Overheard in the Halls
4th Nine Weeks Edition
June 6, 2019
“Ever since you committed, you’ve been annoying.”
“My teacher told me I was gonna get attacked in class today.”
“Elizabeth Warren is all the colors of the wind.”
“I have verbs, and they ain’t good.”
“I don’t care if I’m going around a bend, if ‘Old Town Road’ is playing, I’m hitting the Woah.”
“Hey, stop making fun of me. You used to be a horse girl, too!”
“Bro, you gotta fill ’em in, bro, you gotta fill ’em in.”
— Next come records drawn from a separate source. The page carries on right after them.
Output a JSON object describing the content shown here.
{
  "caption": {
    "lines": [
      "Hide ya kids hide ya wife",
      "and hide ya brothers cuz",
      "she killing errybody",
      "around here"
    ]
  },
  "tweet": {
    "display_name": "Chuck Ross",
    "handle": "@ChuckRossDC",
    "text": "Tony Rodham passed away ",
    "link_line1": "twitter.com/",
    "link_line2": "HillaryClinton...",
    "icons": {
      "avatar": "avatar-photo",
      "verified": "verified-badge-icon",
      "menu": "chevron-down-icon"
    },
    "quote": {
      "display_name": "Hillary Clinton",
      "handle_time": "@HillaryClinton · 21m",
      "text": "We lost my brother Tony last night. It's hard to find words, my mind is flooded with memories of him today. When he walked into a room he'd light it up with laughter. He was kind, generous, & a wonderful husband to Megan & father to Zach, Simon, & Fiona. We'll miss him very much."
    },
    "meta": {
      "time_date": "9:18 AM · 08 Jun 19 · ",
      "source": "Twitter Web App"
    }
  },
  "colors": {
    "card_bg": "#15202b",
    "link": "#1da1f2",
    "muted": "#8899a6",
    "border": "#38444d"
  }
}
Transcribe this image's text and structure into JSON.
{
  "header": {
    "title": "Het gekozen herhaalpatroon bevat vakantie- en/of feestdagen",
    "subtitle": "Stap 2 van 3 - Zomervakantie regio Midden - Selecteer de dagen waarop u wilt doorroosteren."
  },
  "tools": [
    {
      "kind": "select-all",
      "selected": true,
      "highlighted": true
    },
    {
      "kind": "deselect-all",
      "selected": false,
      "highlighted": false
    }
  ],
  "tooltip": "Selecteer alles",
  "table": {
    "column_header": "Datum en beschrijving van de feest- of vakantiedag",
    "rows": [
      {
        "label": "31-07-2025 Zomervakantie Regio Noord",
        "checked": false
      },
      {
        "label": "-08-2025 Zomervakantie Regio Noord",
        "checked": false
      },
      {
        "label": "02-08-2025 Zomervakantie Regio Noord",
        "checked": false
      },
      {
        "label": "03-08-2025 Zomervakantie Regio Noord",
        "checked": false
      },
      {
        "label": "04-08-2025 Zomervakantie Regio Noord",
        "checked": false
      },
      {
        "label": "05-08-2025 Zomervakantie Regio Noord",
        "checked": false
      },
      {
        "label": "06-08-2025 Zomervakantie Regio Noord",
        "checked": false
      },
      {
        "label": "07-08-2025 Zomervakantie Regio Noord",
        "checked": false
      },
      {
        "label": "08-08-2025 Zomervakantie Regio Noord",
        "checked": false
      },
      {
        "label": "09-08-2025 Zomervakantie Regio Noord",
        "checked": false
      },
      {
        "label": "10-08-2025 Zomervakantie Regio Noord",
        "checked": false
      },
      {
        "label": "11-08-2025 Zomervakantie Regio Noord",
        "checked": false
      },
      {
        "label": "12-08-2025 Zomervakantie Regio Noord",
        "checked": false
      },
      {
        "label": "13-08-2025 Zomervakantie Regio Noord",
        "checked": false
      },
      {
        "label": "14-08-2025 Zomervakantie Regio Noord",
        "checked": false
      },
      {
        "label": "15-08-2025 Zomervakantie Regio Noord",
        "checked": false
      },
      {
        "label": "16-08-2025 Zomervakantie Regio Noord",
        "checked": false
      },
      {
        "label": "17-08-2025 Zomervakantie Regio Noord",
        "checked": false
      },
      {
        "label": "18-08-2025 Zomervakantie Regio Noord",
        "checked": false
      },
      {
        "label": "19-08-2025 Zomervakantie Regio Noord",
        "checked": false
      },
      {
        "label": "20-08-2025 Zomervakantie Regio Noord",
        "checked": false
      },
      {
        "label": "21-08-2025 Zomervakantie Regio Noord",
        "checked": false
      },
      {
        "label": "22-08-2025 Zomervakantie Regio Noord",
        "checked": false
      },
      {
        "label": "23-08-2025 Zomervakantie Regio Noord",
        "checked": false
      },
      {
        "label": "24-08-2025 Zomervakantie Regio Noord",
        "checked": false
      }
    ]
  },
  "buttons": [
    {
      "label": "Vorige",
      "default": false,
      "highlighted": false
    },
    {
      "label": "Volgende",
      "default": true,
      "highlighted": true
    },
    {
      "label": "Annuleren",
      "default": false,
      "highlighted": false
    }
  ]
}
“I wanna take in the smell of adulthood, not Juuls.”
“If I told you guys this presentation was sponsored by Vineyard Vines, would that help?”
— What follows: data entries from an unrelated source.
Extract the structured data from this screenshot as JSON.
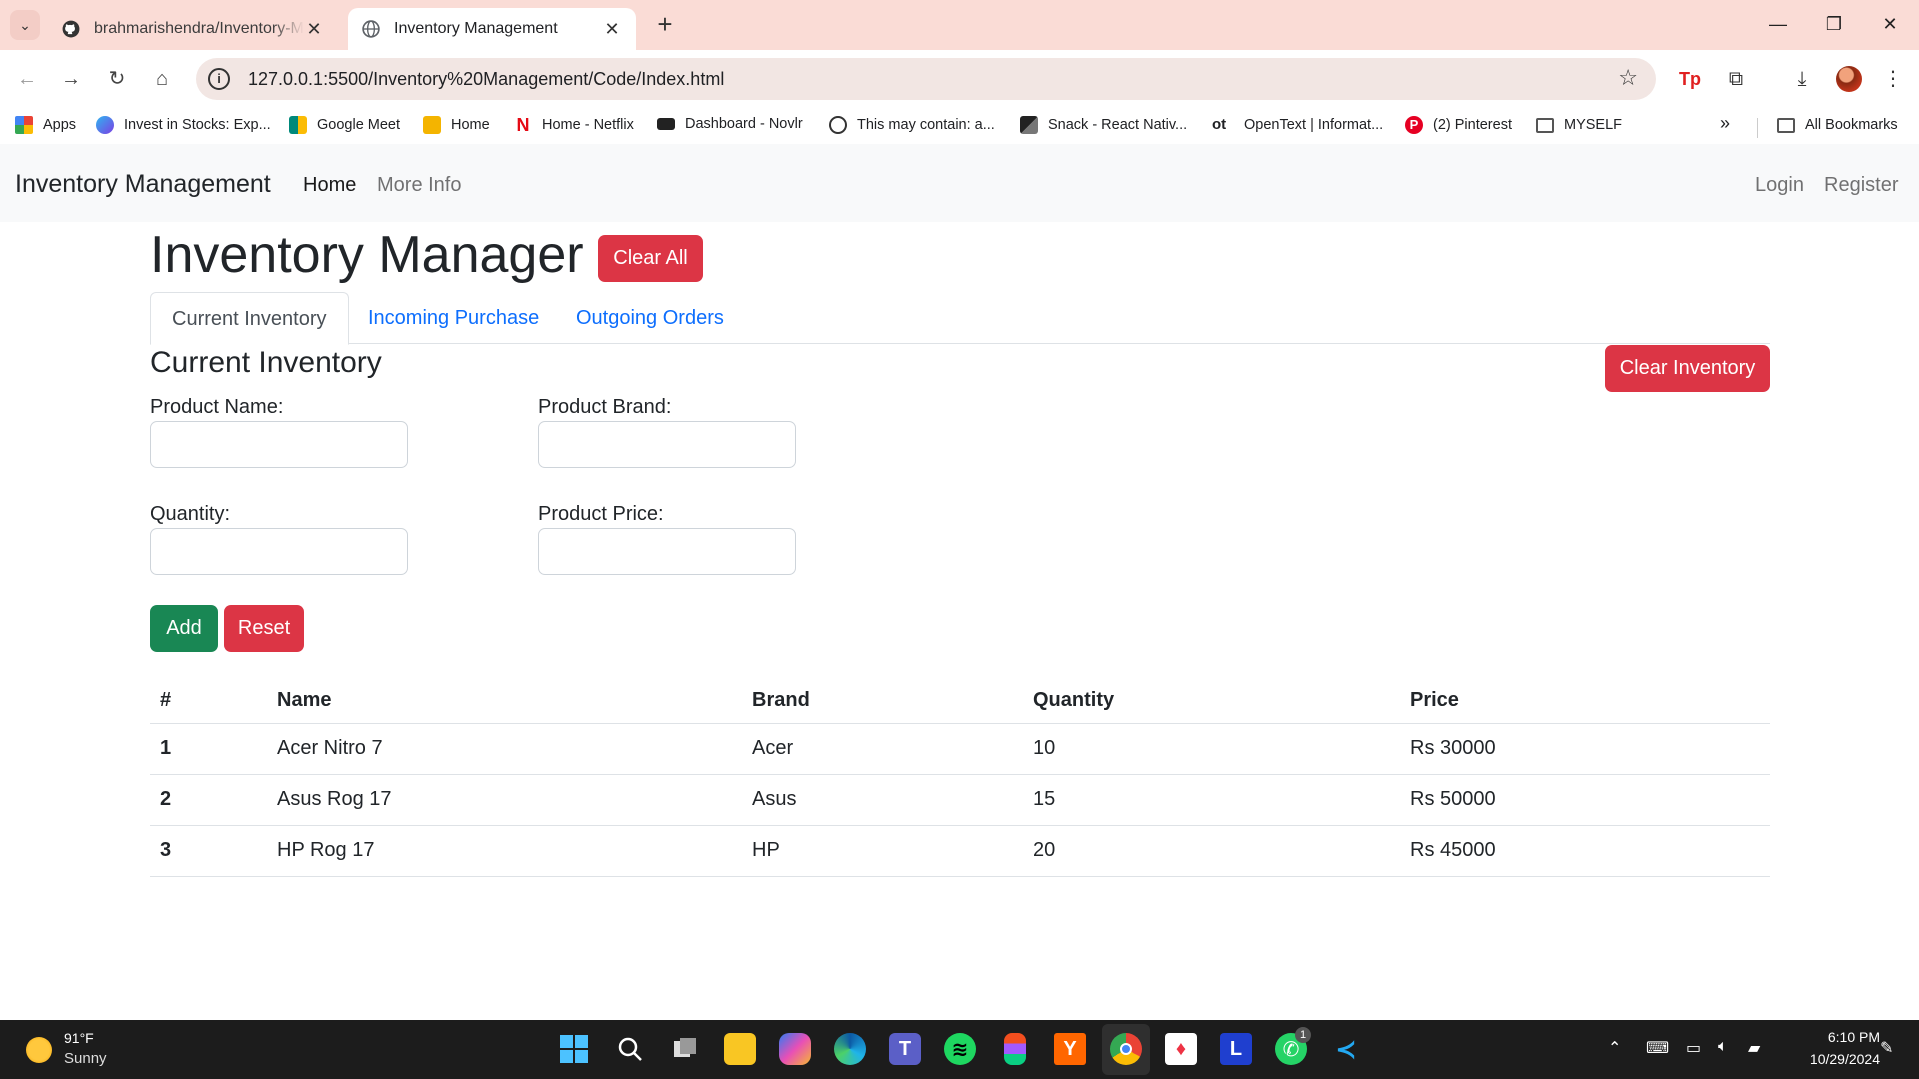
{
  "browser": {
    "tabs": [
      {
        "title": "brahmarishendra/Inventory-Management",
        "active": false
      },
      {
        "title": "Inventory Management",
        "active": true
      }
    ],
    "url": "127.0.0.1:5500/Inventory%20Management/Code/Index.html",
    "bookmarks": [
      {
        "label": "Apps",
        "icon": "apps-grid-icon",
        "color": "#4285f4"
      },
      {
        "label": "Invest in Stocks: Exp...",
        "icon": "invest-icon",
        "color": "#5a3fd6"
      },
      {
        "label": "Google Meet",
        "icon": "google-meet-icon",
        "color": "#00897b"
      },
      {
        "label": "Home",
        "icon": "home-folder-icon",
        "color": "#f4b400"
      },
      {
        "label": "Home - Netflix",
        "icon": "netflix-icon",
        "color": "#e50914"
      },
      {
        "label": "Dashboard - Novlr",
        "icon": "novlr-icon",
        "color": "#222222"
      },
      {
        "label": "This may contain: a...",
        "icon": "globe-icon",
        "color": "#333333"
      },
      {
        "label": "Snack - React Nativ...",
        "icon": "snack-icon",
        "color": "#222222"
      },
      {
        "label": "OpenText | Informat...",
        "icon": "opentext-icon",
        "color": "#111111"
      },
      {
        "label": "(2) Pinterest",
        "icon": "pinterest-icon",
        "color": "#e60023"
      },
      {
        "label": "MYSELF",
        "icon": "folder-icon",
        "color": "#555555"
      }
    ],
    "all_bookmarks": "All Bookmarks"
  },
  "navbar": {
    "brand": "Inventory Management",
    "links": [
      {
        "label": "Home",
        "active": true
      },
      {
        "label": "More Info",
        "active": false
      }
    ],
    "right_links": [
      "Login",
      "Register"
    ]
  },
  "main": {
    "title": "Inventory Manager",
    "clear_all_label": "Clear All",
    "tabs": [
      "Current Inventory",
      "Incoming Purchase",
      "Outgoing Orders"
    ],
    "section_title": "Current Inventory",
    "clear_inventory_label": "Clear Inventory",
    "form": {
      "product_name_label": "Product Name:",
      "product_brand_label": "Product Brand:",
      "quantity_label": "Quantity:",
      "product_price_label": "Product Price:",
      "product_name_value": "",
      "product_brand_value": "",
      "quantity_value": "",
      "product_price_value": "",
      "add_label": "Add",
      "reset_label": "Reset"
    },
    "table": {
      "headers": [
        "#",
        "Name",
        "Brand",
        "Quantity",
        "Price"
      ],
      "rows": [
        [
          "1",
          "Acer Nitro 7",
          "Acer",
          "10",
          "Rs 30000"
        ],
        [
          "2",
          "Asus Rog 17",
          "Asus",
          "15",
          "Rs 50000"
        ],
        [
          "3",
          "HP Rog 17",
          "HP",
          "20",
          "Rs 45000"
        ]
      ]
    }
  },
  "taskbar": {
    "weather_temp": "91°F",
    "weather_desc": "Sunny",
    "time": "6:10 PM",
    "date": "10/29/2024",
    "whatsapp_badge": "1"
  },
  "colors": {
    "danger": "#dc3545",
    "success": "#198754",
    "link": "#0d6efd",
    "tabstrip": "#fadcd6"
  }
}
“I’m so terrified of a tennis player.”
“She has to go to the basement, and I’m on the second floor!”
“Stop looking at my mother!”
“I’m not being passive aggressive — I’m being aggressive.”
“Knock, knock, I’m coming to your doc.”
“And I love me!”
“You literally only ever drop eggs when I’m around.”
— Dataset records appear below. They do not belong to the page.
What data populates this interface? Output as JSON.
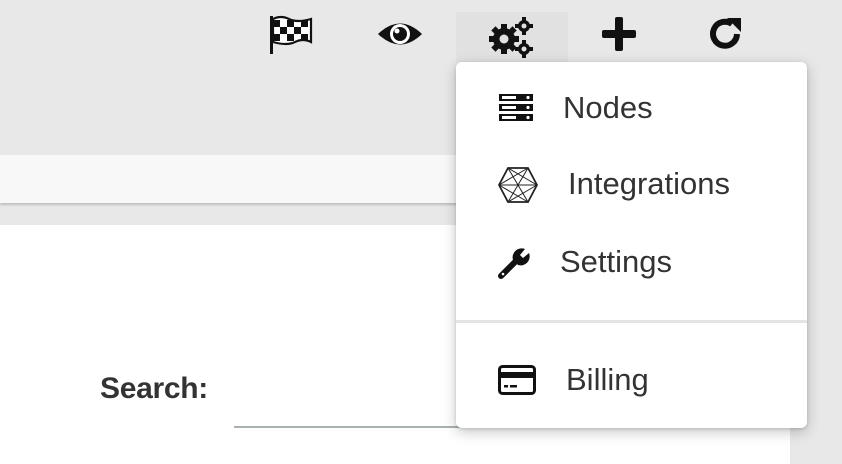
{
  "toolbar": {
    "icons": [
      {
        "name": "flag-icon"
      },
      {
        "name": "eye-icon"
      },
      {
        "name": "gears-icon",
        "active": true
      },
      {
        "name": "plus-icon"
      },
      {
        "name": "refresh-icon"
      }
    ]
  },
  "menu": {
    "items": [
      {
        "label": "Nodes",
        "icon": "server-icon"
      },
      {
        "label": "Integrations",
        "icon": "hexagon-icon"
      },
      {
        "label": "Settings",
        "icon": "wrench-icon"
      },
      {
        "label": "Billing",
        "icon": "credit-card-icon"
      }
    ]
  },
  "search": {
    "label": "Search:",
    "value": "",
    "placeholder": ""
  },
  "colors": {
    "background": "#e8e8e8",
    "active_tab": "#e1e1e1",
    "panel": "#ffffff",
    "input_underline": "#a9b3ad",
    "icon": "#111111"
  }
}
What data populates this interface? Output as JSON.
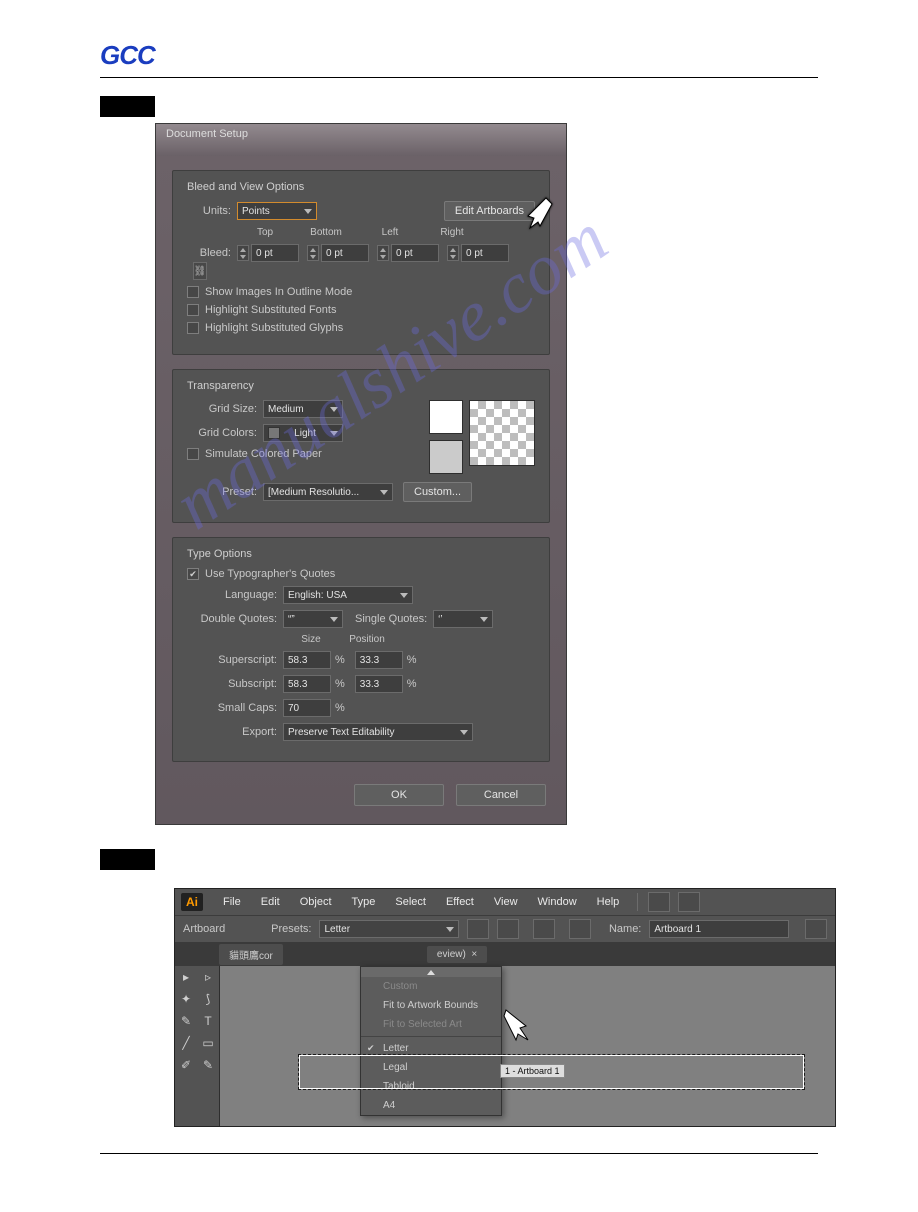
{
  "logo": "GCC",
  "fig1": {
    "title": "Document Setup",
    "bleedview": {
      "title": "Bleed and View Options",
      "units_label": "Units:",
      "units_value": "Points",
      "edit_artboards": "Edit Artboards",
      "cols": {
        "top": "Top",
        "bottom": "Bottom",
        "left": "Left",
        "right": "Right"
      },
      "bleed_label": "Bleed:",
      "bleed": {
        "top": "0 pt",
        "bottom": "0 pt",
        "left": "0 pt",
        "right": "0 pt"
      },
      "show_images": "Show Images In Outline Mode",
      "highlight_fonts": "Highlight Substituted Fonts",
      "highlight_glyphs": "Highlight Substituted Glyphs"
    },
    "transparency": {
      "title": "Transparency",
      "gridsize_label": "Grid Size:",
      "gridsize_value": "Medium",
      "gridcolors_label": "Grid Colors:",
      "gridcolors_value": "Light",
      "simulate": "Simulate Colored Paper",
      "preset_label": "Preset:",
      "preset_value": "[Medium Resolutio...",
      "custom_btn": "Custom..."
    },
    "type": {
      "title": "Type Options",
      "use_typographers": "Use Typographer's Quotes",
      "language_label": "Language:",
      "language_value": "English: USA",
      "double_label": "Double Quotes:",
      "double_value": "“”",
      "single_label": "Single Quotes:",
      "single_value": "‘’",
      "size_label": "Size",
      "position_label": "Position",
      "superscript_label": "Superscript:",
      "superscript_size": "58.3",
      "superscript_pos": "33.3",
      "percent": "%",
      "subscript_label": "Subscript:",
      "subscript_size": "58.3",
      "subscript_pos": "33.3",
      "smallcaps_label": "Small Caps:",
      "smallcaps_value": "70",
      "export_label": "Export:",
      "export_value": "Preserve Text Editability"
    },
    "ok": "OK",
    "cancel": "Cancel"
  },
  "fig2": {
    "menu": {
      "file": "File",
      "edit": "Edit",
      "object": "Object",
      "type": "Type",
      "select": "Select",
      "effect": "Effect",
      "view": "View",
      "window": "Window",
      "help": "Help"
    },
    "opt": {
      "panel": "Artboard",
      "presets_label": "Presets:",
      "presets_value": "Letter",
      "name_label": "Name:",
      "name_value": "Artboard 1"
    },
    "tab": {
      "doc": "貓頭鷹cor",
      "suffix": "eview)",
      "x": "×"
    },
    "dropdown": {
      "custom": "Custom",
      "fit_bounds": "Fit to Artwork Bounds",
      "fit_selected": "Fit to Selected Art",
      "letter": "Letter",
      "legal": "Legal",
      "tabloid": "Tabloid",
      "a4": "A4"
    },
    "ab_label": "1 - Artboard 1"
  },
  "watermark": "manualshive.com"
}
“This is the first time I’ve turned my computer off this year.”
“Guys, it’s chemis-try, not chemis-cry.”
“Oh, word!”
“The whole point of privilege is to abuse it.”
“My feet are so wet. It is like a swamp in my shoes.”
“The section leader list went up, and none of you idiots made it.”
“Take my pin out of your mouth, or so help me I will go in and get it.”